On diagnosing rare diseases

In this post, I want to dive into the interesting relationship between conditional and marginal probability within the Bayesian framework and how it can trick us into misleading conclusions.

Let’s assume a patient presents with some symptoms S in an emergency department. The symptoms are highly specific for a very rare disease D. How likely is it that the patient has the disease D given those symptoms S?

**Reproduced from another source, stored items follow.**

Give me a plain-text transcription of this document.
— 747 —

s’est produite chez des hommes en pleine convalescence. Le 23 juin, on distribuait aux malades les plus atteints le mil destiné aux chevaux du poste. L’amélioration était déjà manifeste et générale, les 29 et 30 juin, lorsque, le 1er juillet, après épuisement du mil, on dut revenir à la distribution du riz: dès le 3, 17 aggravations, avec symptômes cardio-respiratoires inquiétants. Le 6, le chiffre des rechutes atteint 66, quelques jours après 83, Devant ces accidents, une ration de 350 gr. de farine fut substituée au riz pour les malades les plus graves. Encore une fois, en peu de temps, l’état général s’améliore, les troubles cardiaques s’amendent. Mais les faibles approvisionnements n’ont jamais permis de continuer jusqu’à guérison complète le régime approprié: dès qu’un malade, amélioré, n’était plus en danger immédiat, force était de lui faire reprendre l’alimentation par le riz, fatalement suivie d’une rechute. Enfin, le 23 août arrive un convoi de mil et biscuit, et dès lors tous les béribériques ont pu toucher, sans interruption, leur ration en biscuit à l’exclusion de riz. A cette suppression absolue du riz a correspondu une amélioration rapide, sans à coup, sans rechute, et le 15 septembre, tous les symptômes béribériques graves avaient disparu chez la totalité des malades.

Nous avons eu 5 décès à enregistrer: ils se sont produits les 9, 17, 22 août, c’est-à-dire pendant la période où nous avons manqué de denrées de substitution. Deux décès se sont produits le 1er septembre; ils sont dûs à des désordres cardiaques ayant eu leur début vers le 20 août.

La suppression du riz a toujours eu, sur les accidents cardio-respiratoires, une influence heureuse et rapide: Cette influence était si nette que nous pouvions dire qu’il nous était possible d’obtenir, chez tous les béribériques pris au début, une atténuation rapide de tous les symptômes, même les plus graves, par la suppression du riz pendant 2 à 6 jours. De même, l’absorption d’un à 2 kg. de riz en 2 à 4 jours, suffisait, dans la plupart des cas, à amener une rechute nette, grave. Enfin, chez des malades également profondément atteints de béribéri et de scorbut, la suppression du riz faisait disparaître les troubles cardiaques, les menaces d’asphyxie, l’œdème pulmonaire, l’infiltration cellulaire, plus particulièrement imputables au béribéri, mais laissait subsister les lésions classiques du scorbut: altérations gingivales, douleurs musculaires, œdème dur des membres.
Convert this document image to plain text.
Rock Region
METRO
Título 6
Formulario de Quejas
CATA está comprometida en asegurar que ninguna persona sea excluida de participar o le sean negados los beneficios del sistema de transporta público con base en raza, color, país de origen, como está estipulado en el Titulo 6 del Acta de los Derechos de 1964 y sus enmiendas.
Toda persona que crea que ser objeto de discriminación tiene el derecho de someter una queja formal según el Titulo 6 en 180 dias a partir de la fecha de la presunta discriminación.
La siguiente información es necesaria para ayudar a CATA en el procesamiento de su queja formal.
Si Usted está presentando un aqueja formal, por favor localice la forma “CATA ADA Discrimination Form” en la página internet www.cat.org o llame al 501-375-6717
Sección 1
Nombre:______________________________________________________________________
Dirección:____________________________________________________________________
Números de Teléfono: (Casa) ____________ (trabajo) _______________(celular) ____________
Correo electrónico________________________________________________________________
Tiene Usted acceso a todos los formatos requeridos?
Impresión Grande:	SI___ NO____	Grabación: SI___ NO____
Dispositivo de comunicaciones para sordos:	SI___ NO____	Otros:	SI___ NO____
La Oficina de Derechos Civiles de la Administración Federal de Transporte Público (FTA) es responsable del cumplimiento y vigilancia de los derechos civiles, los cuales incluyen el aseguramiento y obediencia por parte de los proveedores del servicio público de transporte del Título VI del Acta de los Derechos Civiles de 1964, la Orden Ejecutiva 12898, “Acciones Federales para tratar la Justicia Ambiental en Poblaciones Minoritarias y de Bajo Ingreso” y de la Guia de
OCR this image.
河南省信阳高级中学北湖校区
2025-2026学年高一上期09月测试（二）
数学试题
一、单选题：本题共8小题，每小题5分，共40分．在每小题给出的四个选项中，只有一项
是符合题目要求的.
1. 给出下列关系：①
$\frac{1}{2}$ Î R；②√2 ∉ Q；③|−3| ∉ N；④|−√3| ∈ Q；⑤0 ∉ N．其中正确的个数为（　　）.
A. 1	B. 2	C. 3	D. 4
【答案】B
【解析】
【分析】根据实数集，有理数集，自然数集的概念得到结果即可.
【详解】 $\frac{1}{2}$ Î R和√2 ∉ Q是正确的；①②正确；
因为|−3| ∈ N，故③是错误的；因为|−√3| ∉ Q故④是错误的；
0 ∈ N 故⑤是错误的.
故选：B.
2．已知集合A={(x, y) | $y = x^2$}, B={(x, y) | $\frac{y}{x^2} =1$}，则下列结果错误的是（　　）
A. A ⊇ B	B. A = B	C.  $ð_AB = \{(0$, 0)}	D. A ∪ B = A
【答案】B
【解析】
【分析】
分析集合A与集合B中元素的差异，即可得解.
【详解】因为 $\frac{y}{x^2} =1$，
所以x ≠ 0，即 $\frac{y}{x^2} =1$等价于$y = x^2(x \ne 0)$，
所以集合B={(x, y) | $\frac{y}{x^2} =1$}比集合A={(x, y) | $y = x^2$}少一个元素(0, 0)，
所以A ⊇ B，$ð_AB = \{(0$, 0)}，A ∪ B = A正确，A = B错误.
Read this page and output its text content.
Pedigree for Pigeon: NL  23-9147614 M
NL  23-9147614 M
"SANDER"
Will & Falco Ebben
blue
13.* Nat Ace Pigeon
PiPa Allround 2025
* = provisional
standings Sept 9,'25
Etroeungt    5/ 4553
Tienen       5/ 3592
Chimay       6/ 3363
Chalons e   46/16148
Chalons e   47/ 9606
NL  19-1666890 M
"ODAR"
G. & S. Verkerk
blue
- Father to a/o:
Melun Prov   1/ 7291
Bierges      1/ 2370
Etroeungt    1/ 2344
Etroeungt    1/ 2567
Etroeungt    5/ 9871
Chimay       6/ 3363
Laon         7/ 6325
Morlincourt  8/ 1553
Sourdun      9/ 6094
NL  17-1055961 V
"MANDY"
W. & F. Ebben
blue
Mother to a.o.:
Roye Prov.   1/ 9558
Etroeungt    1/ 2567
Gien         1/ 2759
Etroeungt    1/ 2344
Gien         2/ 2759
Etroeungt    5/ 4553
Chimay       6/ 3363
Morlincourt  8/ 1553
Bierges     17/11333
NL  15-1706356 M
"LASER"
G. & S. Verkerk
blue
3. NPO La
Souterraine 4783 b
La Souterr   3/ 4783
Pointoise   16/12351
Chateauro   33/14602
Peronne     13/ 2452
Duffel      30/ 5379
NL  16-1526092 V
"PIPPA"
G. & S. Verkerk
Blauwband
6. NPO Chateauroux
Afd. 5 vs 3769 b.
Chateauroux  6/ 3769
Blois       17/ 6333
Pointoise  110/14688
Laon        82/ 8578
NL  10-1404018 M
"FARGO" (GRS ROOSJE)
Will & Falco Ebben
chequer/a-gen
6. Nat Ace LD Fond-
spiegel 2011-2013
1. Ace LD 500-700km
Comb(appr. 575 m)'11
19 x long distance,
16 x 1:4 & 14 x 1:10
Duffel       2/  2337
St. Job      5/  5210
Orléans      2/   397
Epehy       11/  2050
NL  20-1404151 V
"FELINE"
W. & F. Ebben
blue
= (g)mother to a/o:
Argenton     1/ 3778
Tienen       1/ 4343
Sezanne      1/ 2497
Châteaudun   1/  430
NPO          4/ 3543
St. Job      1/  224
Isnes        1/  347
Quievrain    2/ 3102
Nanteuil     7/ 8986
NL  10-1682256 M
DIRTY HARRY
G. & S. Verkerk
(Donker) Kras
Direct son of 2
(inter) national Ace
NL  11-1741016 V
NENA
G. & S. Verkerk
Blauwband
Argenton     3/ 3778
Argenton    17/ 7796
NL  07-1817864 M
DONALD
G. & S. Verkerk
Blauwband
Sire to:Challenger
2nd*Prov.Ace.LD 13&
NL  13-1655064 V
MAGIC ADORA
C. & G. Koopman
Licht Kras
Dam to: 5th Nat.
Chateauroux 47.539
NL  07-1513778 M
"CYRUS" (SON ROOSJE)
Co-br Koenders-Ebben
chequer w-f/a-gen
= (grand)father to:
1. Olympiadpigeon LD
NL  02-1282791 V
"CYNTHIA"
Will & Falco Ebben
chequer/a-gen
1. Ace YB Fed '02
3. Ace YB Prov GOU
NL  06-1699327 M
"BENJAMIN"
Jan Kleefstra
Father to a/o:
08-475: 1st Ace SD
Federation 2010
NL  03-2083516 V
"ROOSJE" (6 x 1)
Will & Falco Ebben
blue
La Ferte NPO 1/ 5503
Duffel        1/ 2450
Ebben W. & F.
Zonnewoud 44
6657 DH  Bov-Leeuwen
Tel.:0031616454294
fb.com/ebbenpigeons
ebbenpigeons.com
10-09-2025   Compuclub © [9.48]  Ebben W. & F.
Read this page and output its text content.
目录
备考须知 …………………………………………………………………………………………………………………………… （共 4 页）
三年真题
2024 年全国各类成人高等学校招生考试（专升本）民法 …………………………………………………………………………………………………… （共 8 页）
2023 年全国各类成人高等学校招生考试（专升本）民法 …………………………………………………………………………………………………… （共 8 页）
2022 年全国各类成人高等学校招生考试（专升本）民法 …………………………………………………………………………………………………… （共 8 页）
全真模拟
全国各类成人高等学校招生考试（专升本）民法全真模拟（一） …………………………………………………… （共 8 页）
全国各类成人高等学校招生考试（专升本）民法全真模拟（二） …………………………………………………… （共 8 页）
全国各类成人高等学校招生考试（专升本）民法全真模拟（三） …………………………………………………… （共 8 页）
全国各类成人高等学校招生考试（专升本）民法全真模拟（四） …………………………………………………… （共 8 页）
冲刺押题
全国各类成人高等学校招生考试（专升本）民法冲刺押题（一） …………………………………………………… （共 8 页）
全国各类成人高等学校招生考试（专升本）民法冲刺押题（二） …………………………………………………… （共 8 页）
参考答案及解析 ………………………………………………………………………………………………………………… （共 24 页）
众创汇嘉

Let’s just first define some terms amd the setting for this diagnosis.

Marginal probability P(D)

First of all, despite the symptoms, the overall prevalence of the disease D is very rare. Let’s assumed it’s prevalence in the population is only P(D+) = 0.001 thus only 0.1% of individuals in the population have the disorder. We call this general probability P(D+) marginal probability. This term originates from the location of the probability in a 2 x 2 truth table: in the margins of the table.

Conditional probability P(S|D)

However, we have also defined that the patient presents with a lot of symptoms S that point towards the disease D. Let’s say that the patient shows all the symptoms S that are usually present in the disease D. We call this probability of the symptoms given that D is present conditional probability SP(S+|D+). In our case, we have defined that the patient shows all the symptoms that are associated with the disease D, so P(S|D) is rather high. Let’s say P(S+|D+) = 0.9.

Bayes Theorem

What wer are really interested in, however is not P(S+|D+), but the posterior probability P(D+|S+), or, how likely is it that the person has the disease, given the symptoms S+?

According to Bayes' theorem, we can compute the posterior probability:

$$ P(D+|S+)=\frac{P(D+) P(S+|D+)}{P(S+)} $$

we have P(D+) = 0.001 and P(S+|D+) = 0.9, but what is still missing to calculate the posterior probability is the probability of P(S+).

The probability P(S+) is composed of two conditional probabilities: The probability that the symptom is present while the disease is present P(S+|D+) and the probability that the symptom is present while teh disease is absent P(S+|D-).

We now have again to weight those probabilities again by the marginal probabilities P(D+) and P (D-):

$$ P(S+)=[P(D+)×P(S+∣D+)]+[P(D−)×P(S+∣D−)] $$

Prevalence, sensitivity and specificity

Terms that are often used in test theory are sensitivity, specificity and prevalence. It turns out that those terms coincide with the probabilities that we have just discussed!

  • Prevalence is the marginal probability (in our case that the disease is present): P(D+).
  • Sensitivity is a conditional probability (in our case that the symptoms are present given that the disease is present): P(S+|D+). In our case, the sensitivity specifies how “sensitive” the symptoms are for the disease.
  • Specificity describes the probability that the symptoms are not present when the disease is not present: P(S-|D-).